Learning with Impartiality to Walk on the Pareto Frontier of Fairness, Privacy, and Utility
This work addresses the challenge of balancing fairness, privacy, and utility for deploying machine learning models in sensitive applications, offering an incremental improvement by extending existing privacy-preserving frameworks.
The paper tackles the problem of jointly optimizing fairness, privacy, and utility in machine learning models by introducing impartiality as a principle to avoid bias, resulting in methods that provide accurate Pareto frontiers to reveal trade-offs between these objectives.

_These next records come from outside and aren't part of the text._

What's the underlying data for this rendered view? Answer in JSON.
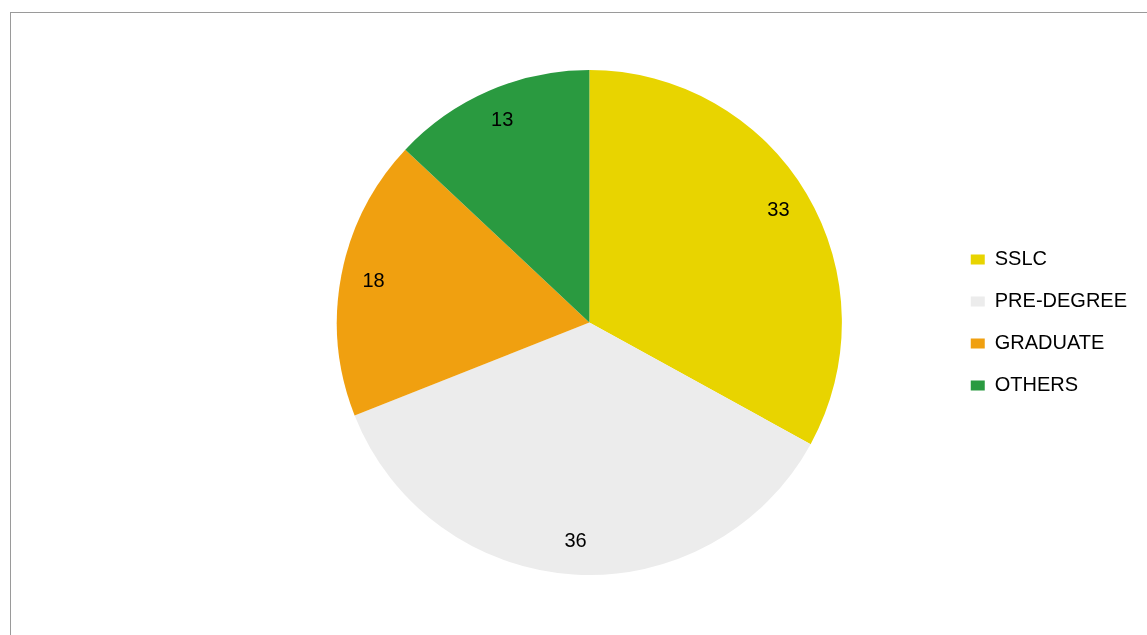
{
  "chart_data": {
    "type": "pie",
    "categories": [
      "SSLC",
      "PRE-DEGREE",
      "GRADUATE",
      "OTHERS"
    ],
    "values": [
      33,
      36,
      18,
      13
    ],
    "colors": [
      "#e8d400",
      "#ececec",
      "#f0a010",
      "#2a9a40"
    ],
    "data_labels": true,
    "legend": "right"
  }
}
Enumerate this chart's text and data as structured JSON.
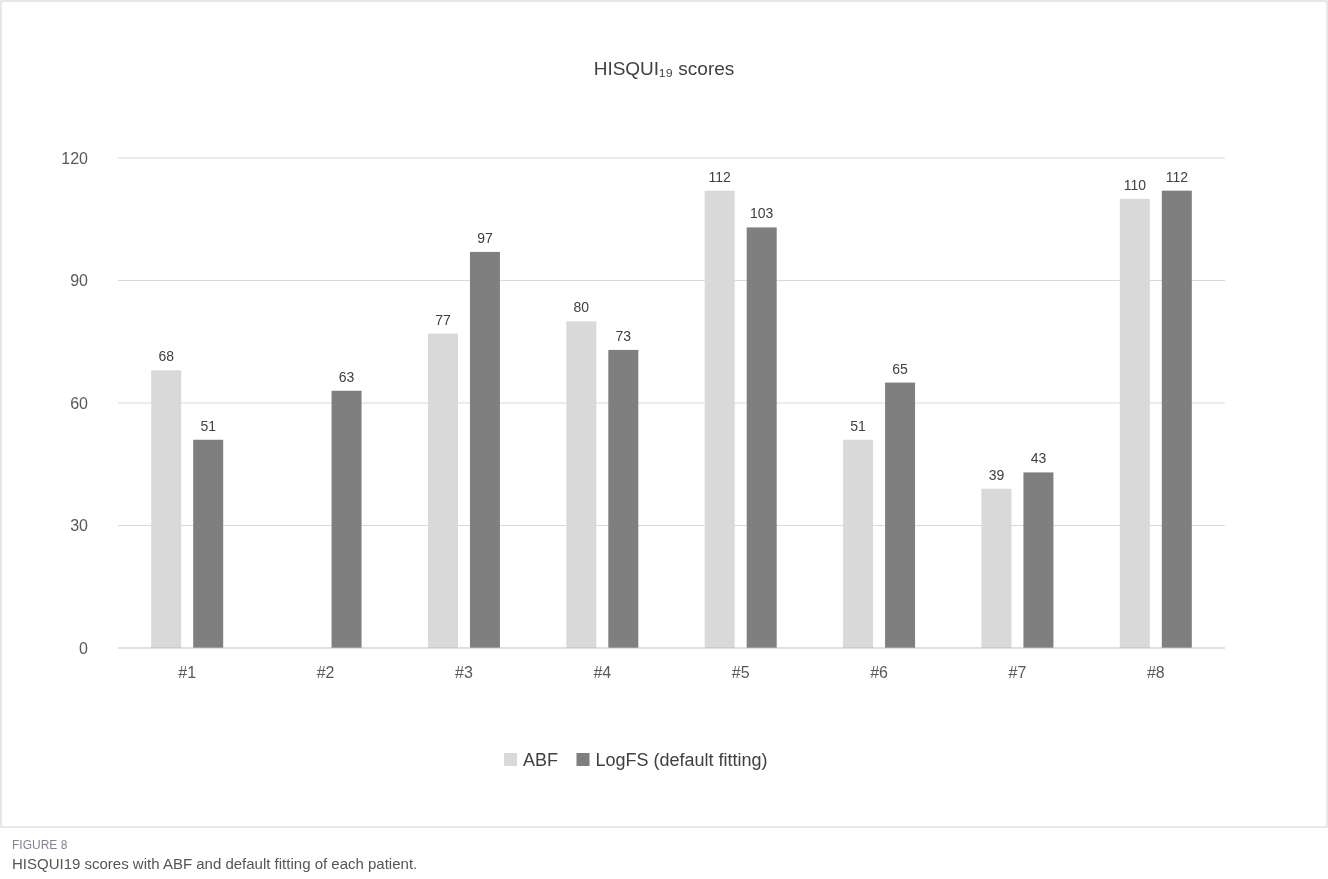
{
  "chart_data": {
    "type": "bar",
    "title": "HISQUI₁₉ scores",
    "categories": [
      "#1",
      "#2",
      "#3",
      "#4",
      "#5",
      "#6",
      "#7",
      "#8"
    ],
    "series": [
      {
        "name": "ABF",
        "color": "#d9d9d9",
        "values": [
          68,
          null,
          77,
          80,
          112,
          51,
          39,
          110
        ]
      },
      {
        "name": "LogFS (default fitting)",
        "color": "#7f7f7f",
        "values": [
          51,
          63,
          97,
          73,
          103,
          65,
          43,
          112
        ]
      }
    ],
    "ylim": [
      0,
      120
    ],
    "yticks": [
      0,
      30,
      60,
      90,
      120
    ],
    "grid": "y",
    "legend": "bottom",
    "data_labels": true,
    "annotations": [
      "FIGURE 8",
      "HISQUI19 scores with ABF and default fitting of each patient."
    ]
  }
}
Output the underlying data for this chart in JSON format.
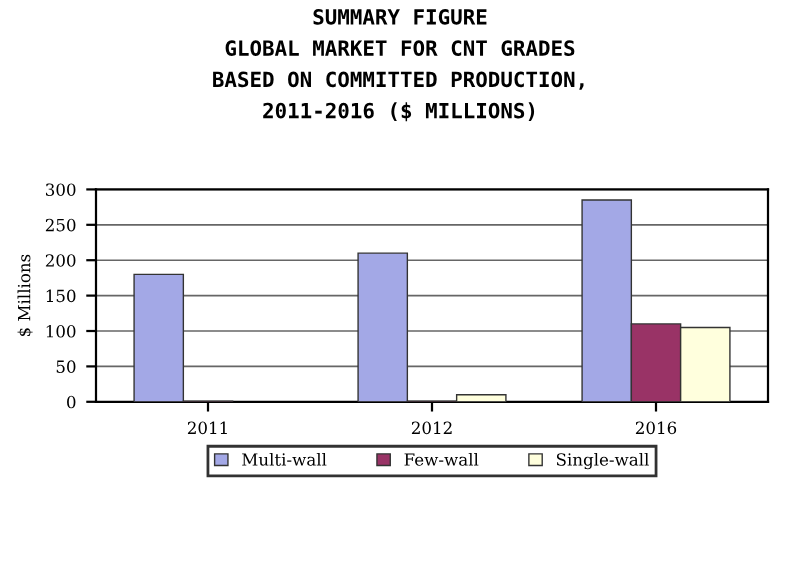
{
  "chart_data": {
    "type": "bar",
    "title": "SUMMARY FIGURE\nGLOBAL MARKET FOR CNT GRADES\nBASED ON COMMITTED PRODUCTION,\n2011-2016 ($ MILLIONS)",
    "ylabel": "$ Millions",
    "categories": [
      "2011",
      "2012",
      "2016"
    ],
    "series": [
      {
        "name": "Multi-wall",
        "color": "#a3a8e6",
        "values": [
          180,
          210,
          285
        ]
      },
      {
        "name": "Few-wall",
        "color": "#993366",
        "values": [
          1,
          1,
          110
        ]
      },
      {
        "name": "Single-wall",
        "color": "#ffffdd",
        "values": [
          null,
          10,
          105
        ]
      }
    ],
    "ylim": [
      0,
      300
    ],
    "yticks": [
      0,
      50,
      100,
      150,
      200,
      250,
      300
    ],
    "grid": "y",
    "legend": "bottom"
  }
}
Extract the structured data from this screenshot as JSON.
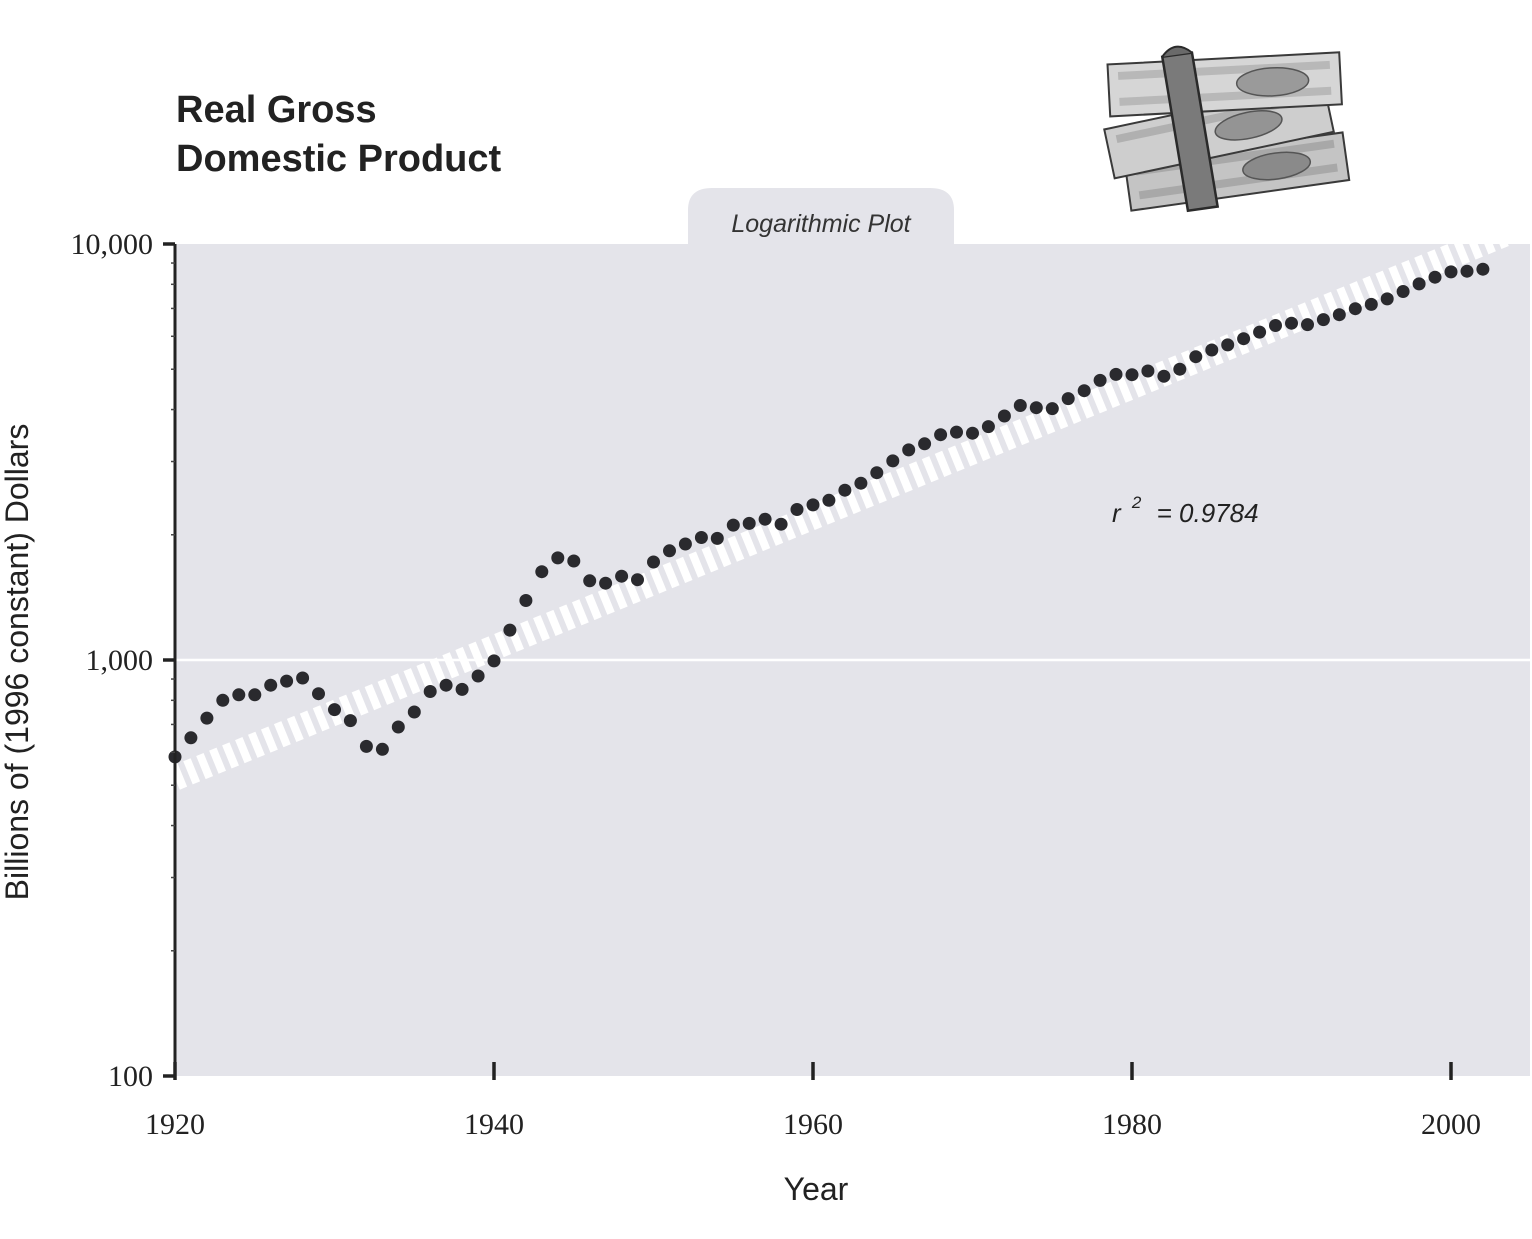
{
  "title": {
    "line1": "Real Gross",
    "line2": "Domestic Product"
  },
  "illustration": {
    "icon": "money-stack-icon"
  },
  "plot_tab_label": "Logarithmic Plot",
  "annotation": {
    "r2_base": "r",
    "r2_exp": "2",
    "r2_value": "= 0.9784"
  },
  "colors": {
    "plot_background": "#e4e4ea",
    "points": "#2a2a2e",
    "trend_stripe": "#ffffff",
    "axis": "#222222"
  },
  "chart_data": {
    "type": "scatter",
    "title": "Real Gross Domestic Product",
    "subtitle": "Logarithmic Plot",
    "xlabel": "Year",
    "ylabel": "Billions of (1996 constant) Dollars",
    "xlim": [
      1920,
      2005
    ],
    "ylim": [
      100,
      10000
    ],
    "y_scale": "log",
    "x_ticks": [
      1920,
      1940,
      1960,
      1980,
      2000
    ],
    "x_tick_labels": [
      "1920",
      "1940",
      "1960",
      "1980",
      "2000"
    ],
    "y_ticks": [
      100,
      1000,
      10000
    ],
    "y_tick_labels": [
      "100",
      "1,000",
      "10,000"
    ],
    "grid": "horizontal line at 1,000",
    "trend": {
      "type": "exponential fit",
      "r2": 0.9784,
      "x": [
        1920,
        2005
      ],
      "y": [
        520,
        11200
      ]
    },
    "x": [
      1920,
      1921,
      1922,
      1923,
      1924,
      1925,
      1926,
      1927,
      1928,
      1929,
      1930,
      1931,
      1932,
      1933,
      1934,
      1935,
      1936,
      1937,
      1938,
      1939,
      1940,
      1941,
      1942,
      1943,
      1944,
      1945,
      1946,
      1947,
      1948,
      1949,
      1950,
      1951,
      1952,
      1953,
      1954,
      1955,
      1956,
      1957,
      1958,
      1959,
      1960,
      1961,
      1962,
      1963,
      1964,
      1965,
      1966,
      1967,
      1968,
      1969,
      1970,
      1971,
      1972,
      1973,
      1974,
      1975,
      1976,
      1977,
      1978,
      1979,
      1980,
      1981,
      1982,
      1983,
      1984,
      1985,
      1986,
      1987,
      1988,
      1989,
      1990,
      1991,
      1992,
      1993,
      1994,
      1995,
      1996,
      1997,
      1998,
      1999,
      2000,
      2001,
      2002
    ],
    "y": [
      585,
      650,
      725,
      800,
      825,
      825,
      870,
      890,
      905,
      830,
      760,
      715,
      620,
      610,
      690,
      750,
      840,
      870,
      850,
      915,
      995,
      1180,
      1390,
      1630,
      1760,
      1730,
      1550,
      1530,
      1590,
      1560,
      1720,
      1830,
      1900,
      1970,
      1960,
      2110,
      2130,
      2180,
      2120,
      2300,
      2360,
      2420,
      2560,
      2660,
      2820,
      3010,
      3200,
      3310,
      3480,
      3530,
      3510,
      3640,
      3860,
      4090,
      4040,
      4020,
      4250,
      4440,
      4700,
      4860,
      4850,
      4950,
      4810,
      5000,
      5360,
      5560,
      5720,
      5920,
      6140,
      6370,
      6450,
      6400,
      6580,
      6760,
      6990,
      7160,
      7380,
      7690,
      8020,
      8320,
      8570,
      8600,
      8700
    ]
  }
}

Deploying machine learning (ML) models often requires both fairness and privacy guarantees. Both of these objectives present unique trade-offs with the utility (e.g., accuracy) of the model. However, the mutual interactions between fairness, privacy, and utility are less well-understood. As a result, often only one objective is optimized, while the others are tuned as hyper-parameters. Because they implicitly prioritize certain objectives, such designs bias the model in pernicious, undetectable ways. To address this, we adopt impartiality as a principle: design of ML pipelines should not favor one objective over another. We propose impartially-specified models, which provide us with accurate Pareto frontiers that show the inherent trade-offs between the objectives. Extending two canonical ML frameworks for privacy-preserving learning, we provide two methods (FairDP-SGD and FairPATE) to train impartially-specified models and recover the Pareto frontier. Through theoretical privacy analysis and a comprehensive empirical study, we provide an answer to the question of where fairness mitigation should be integrated within a privacy-aware ML pipeline.